Percentage Rates APR vs APY – What’s the Difference?

apr-vs-apyThis article discusses the two main percentage rates that you may want to understand when you are trying to choose a savings account or understand the amount you are paying on a loan: annual percentage rate (APR) and annual percentage yield (APY).


Annual percentage rate (APR)

In a savings account or other account that pays you interest, the annual percentage rate is the nominal rate paid on deposits. This may also be known as just the rate. Most financial institutions compute and pay out interest many times during the year, like every month on a savings account. Because you can earn a tiny bit of interest late in the year on the money paid out as interest early in the year, to understand the actual net increase in account value, you have to use the annual percentage yield (APY), discussed below.

In a loan or other arrangement where you pay interest to some financial institution, you will also encounter annual percentage rates. Every loan has a rate associated with it, for example a 6% rate paid on a home mortgage. Federal lending laws (Truth in Lending) require lenders to compute and disclose an annual percentage rate for a loan as means to report the true cost of the loan.
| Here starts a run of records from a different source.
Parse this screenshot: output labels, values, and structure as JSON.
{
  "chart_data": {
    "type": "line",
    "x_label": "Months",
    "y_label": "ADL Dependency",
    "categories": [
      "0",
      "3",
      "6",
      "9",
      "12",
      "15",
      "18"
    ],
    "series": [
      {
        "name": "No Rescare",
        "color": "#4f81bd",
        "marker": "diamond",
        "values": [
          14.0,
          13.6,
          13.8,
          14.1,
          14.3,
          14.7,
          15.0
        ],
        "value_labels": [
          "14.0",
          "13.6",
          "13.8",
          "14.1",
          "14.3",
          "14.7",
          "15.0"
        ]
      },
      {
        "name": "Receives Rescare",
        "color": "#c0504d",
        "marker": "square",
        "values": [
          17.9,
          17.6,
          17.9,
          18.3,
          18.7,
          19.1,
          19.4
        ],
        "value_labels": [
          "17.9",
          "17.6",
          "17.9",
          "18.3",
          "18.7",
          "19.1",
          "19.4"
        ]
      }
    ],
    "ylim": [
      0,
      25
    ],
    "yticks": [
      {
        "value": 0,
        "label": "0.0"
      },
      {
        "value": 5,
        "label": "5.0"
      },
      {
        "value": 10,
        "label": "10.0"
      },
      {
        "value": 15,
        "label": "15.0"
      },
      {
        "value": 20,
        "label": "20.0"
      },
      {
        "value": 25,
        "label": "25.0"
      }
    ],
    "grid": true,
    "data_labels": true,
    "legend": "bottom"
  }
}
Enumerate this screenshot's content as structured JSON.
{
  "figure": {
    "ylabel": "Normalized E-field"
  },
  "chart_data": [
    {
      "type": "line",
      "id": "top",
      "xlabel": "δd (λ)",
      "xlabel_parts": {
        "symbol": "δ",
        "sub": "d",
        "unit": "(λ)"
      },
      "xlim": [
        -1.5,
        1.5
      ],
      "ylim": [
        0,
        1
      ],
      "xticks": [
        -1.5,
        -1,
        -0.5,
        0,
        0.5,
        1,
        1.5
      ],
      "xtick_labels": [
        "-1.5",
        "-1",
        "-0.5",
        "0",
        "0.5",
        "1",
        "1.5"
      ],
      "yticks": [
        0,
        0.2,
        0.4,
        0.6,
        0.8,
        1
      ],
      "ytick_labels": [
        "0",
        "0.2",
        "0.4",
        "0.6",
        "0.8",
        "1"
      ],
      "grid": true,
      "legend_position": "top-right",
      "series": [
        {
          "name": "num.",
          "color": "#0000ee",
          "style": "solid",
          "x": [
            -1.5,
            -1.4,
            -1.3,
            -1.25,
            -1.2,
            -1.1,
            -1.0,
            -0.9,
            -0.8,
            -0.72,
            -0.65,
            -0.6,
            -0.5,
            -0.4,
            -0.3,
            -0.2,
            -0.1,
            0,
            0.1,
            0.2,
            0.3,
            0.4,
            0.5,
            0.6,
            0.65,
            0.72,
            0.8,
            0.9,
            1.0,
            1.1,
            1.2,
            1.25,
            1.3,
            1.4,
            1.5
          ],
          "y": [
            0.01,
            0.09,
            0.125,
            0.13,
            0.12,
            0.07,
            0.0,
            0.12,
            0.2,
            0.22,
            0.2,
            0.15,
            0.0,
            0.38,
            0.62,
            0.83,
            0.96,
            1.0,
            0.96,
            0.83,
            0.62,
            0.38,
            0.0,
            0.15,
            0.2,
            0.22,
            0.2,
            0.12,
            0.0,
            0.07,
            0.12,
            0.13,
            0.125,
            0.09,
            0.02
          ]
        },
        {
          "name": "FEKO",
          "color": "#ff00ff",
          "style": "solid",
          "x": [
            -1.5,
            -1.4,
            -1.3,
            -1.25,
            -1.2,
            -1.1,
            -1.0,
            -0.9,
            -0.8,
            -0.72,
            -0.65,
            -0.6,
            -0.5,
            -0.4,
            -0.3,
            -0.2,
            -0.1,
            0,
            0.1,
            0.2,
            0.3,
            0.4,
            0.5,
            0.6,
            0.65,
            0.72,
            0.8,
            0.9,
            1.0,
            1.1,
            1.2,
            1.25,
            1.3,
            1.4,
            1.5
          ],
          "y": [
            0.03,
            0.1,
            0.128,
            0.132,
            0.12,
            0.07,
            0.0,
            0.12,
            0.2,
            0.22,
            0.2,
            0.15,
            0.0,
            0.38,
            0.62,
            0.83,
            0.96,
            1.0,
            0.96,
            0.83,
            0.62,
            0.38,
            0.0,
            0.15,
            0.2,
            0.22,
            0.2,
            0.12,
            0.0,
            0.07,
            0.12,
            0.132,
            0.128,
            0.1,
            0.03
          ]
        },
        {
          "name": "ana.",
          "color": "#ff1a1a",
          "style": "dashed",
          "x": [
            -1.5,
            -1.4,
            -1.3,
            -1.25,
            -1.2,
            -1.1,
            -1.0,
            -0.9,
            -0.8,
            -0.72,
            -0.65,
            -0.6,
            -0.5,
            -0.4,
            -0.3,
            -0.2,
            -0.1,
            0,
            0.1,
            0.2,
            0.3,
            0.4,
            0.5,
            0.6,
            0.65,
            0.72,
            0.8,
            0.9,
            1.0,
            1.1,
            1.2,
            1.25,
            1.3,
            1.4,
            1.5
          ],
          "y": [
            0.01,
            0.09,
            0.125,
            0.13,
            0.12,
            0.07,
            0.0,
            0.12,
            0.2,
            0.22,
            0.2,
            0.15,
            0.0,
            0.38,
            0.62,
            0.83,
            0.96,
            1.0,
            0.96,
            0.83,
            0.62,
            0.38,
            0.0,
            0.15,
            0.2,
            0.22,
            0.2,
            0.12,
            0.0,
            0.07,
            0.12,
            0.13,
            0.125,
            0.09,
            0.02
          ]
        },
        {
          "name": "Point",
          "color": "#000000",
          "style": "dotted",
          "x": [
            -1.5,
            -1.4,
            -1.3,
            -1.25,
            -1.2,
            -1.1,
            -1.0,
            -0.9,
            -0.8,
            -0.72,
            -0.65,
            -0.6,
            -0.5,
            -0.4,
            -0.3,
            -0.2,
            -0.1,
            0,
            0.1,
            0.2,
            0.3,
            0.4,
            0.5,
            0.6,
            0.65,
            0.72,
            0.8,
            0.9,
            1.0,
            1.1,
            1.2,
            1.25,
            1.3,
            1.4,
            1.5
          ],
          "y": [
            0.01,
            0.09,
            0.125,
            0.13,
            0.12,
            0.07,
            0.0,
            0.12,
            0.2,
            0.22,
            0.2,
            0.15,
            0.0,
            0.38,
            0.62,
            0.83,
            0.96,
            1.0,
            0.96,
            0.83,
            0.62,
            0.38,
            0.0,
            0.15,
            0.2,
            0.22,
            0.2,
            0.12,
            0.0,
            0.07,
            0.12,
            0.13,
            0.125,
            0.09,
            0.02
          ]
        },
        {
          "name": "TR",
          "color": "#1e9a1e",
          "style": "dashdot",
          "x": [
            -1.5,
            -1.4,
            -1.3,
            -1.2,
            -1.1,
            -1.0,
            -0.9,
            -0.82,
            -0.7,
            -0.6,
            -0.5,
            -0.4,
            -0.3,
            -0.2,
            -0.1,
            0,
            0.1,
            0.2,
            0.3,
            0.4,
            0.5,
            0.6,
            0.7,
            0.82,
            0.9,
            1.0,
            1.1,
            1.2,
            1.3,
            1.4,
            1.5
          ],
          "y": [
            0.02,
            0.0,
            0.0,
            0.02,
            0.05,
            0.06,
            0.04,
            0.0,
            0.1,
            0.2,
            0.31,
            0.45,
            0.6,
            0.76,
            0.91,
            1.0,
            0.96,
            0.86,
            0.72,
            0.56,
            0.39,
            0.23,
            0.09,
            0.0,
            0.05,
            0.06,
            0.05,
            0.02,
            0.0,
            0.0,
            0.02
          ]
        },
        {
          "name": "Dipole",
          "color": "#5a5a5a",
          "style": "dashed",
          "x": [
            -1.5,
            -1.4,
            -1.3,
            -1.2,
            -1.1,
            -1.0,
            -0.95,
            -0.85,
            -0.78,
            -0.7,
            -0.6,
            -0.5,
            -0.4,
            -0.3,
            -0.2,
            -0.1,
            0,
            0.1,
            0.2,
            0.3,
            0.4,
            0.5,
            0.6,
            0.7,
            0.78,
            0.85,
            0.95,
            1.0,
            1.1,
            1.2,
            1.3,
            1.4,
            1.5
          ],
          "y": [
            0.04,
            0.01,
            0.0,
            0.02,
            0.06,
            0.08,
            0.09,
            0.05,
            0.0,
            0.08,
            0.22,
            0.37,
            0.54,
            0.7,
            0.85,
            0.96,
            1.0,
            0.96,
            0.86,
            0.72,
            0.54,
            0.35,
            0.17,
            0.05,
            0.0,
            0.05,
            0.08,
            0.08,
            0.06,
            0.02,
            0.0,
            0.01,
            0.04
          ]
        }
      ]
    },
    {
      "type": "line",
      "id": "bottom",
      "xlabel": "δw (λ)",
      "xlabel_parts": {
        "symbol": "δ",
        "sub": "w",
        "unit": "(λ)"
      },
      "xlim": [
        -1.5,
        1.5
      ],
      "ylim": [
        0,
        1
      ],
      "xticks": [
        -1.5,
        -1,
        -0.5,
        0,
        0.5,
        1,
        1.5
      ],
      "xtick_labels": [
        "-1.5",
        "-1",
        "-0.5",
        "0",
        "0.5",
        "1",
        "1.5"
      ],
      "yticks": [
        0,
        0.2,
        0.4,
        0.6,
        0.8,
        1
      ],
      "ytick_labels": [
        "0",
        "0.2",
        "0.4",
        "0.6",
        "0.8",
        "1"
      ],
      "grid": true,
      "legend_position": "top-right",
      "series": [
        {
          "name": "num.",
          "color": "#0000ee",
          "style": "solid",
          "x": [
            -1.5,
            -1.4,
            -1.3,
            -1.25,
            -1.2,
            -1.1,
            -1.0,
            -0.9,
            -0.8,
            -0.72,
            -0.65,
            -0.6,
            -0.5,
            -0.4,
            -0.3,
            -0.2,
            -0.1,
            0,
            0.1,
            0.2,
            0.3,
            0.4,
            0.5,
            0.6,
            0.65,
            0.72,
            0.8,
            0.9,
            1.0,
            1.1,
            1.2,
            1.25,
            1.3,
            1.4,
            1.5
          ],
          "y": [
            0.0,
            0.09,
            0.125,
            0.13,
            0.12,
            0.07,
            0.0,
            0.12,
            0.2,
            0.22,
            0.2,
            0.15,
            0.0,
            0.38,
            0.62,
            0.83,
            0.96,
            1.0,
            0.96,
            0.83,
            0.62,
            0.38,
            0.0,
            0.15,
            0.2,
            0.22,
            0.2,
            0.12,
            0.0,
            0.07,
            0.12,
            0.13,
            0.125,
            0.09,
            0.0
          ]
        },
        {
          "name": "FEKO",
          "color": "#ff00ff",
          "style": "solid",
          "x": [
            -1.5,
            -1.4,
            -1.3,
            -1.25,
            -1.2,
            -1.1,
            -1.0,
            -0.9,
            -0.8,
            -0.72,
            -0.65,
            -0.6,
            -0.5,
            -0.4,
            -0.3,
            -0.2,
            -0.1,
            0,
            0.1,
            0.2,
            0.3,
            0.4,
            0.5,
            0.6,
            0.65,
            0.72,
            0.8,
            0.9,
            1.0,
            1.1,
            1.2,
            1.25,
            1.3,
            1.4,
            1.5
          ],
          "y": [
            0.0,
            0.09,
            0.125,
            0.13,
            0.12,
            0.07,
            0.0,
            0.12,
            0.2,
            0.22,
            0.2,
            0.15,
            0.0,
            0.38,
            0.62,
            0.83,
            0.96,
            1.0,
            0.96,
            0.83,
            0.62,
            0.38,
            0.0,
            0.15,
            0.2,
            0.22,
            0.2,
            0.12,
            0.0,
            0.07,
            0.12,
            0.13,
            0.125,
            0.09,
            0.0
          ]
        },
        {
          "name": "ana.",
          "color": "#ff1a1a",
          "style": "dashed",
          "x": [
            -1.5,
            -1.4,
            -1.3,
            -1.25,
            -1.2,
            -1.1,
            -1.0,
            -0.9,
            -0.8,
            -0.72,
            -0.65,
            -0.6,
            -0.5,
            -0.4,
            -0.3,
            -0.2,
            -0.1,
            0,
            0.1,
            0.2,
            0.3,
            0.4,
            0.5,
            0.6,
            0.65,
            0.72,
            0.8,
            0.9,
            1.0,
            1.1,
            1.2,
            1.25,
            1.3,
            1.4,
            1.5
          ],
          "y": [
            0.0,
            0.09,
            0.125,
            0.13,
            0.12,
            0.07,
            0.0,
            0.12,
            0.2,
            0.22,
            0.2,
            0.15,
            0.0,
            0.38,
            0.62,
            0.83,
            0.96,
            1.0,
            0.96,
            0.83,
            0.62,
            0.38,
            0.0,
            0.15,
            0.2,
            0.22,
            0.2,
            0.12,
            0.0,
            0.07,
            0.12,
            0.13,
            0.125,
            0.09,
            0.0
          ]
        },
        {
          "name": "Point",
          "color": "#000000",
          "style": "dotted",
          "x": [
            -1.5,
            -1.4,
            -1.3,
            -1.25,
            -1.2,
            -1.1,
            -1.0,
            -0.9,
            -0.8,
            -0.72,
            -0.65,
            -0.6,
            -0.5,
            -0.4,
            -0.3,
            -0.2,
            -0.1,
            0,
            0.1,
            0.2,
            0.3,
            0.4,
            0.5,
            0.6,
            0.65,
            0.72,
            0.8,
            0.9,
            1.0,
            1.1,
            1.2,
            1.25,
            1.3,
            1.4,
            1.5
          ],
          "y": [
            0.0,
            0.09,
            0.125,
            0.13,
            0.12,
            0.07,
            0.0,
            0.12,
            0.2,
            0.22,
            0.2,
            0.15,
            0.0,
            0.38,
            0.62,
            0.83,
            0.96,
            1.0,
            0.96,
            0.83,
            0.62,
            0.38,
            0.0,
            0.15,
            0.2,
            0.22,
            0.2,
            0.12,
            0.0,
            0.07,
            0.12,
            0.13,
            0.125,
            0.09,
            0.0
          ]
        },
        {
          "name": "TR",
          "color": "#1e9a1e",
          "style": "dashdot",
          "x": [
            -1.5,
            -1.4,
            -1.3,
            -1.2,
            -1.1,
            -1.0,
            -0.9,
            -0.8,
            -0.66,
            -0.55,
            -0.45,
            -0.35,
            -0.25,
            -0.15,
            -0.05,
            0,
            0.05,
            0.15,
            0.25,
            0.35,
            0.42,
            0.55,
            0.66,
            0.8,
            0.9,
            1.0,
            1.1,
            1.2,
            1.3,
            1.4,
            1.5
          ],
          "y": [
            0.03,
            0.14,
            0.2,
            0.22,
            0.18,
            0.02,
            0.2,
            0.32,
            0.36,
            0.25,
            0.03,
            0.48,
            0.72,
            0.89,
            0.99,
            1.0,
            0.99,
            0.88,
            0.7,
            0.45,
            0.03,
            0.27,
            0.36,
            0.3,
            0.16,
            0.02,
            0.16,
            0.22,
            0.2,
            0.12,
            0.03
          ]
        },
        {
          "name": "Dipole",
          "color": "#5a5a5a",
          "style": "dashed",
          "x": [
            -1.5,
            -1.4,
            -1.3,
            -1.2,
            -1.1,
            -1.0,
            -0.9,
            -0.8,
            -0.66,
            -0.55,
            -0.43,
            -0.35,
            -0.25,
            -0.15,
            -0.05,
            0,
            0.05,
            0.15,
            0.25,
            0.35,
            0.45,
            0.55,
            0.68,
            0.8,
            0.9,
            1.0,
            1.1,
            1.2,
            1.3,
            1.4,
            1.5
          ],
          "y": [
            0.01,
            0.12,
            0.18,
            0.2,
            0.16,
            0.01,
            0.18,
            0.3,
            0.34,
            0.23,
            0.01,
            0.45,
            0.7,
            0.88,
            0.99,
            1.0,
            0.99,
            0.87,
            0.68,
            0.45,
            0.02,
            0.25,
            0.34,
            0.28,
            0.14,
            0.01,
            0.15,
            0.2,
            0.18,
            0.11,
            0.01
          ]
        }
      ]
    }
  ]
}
This just means that the lender is supposed to include all fees and other charges with the note rate to report a single number, the APR. This sounds great, but it doesn’t actually work so well in practice because there do not appear to be clear guidelines for lenders on what fees must be included and which can be omitted. Some fees that are usually included are points, a loan processing fee, private mortgage insurance, etc. Fees that are usually omitted include title insurance, etc. So the APR of a loan is a useful piece of data but not the only thing you should consider when shopping for a loan.


Annual percentage yield (APY)

The annual percentage yield of an account that pays interest is the actual percentage increase in the value of an account after a 1-year period when the interest is compounded at some regular interval. This is sometimes called the effective annual rate. You can use APY to compare compound interest rates. The formula is:

        APY = (1 + r / n ) ^ n - 1

Where:

  • ‘r’ is the interest rate (e.g., r=.05 for a 5% rate)
  • ‘n’ is the number of times that the interest is compounded over the course of a year (e.g., n=12 for monthly compounding).

The symbol ‘^’ means exponentiation; e.g., 2 ^ 3 = 8. For example, if an account pays 5% compounded monthly, then the annual percentage yield will be just a bit greater than 5%:

        APY = (1 + .05 / 12 ) ^ 12 - 1
            = 1.0042 ^ 12 - 1
            = 1.0512 - 1
	    = .0512 (or 5.12%)

If interest is compounded just once during the year (i.e., annually), then the APY is the same as the APR. If interest is compounded continuously, the formula is

        APY = e ^ n - 1

where ‘e’ is Euler’s constant (approximately 2.7183).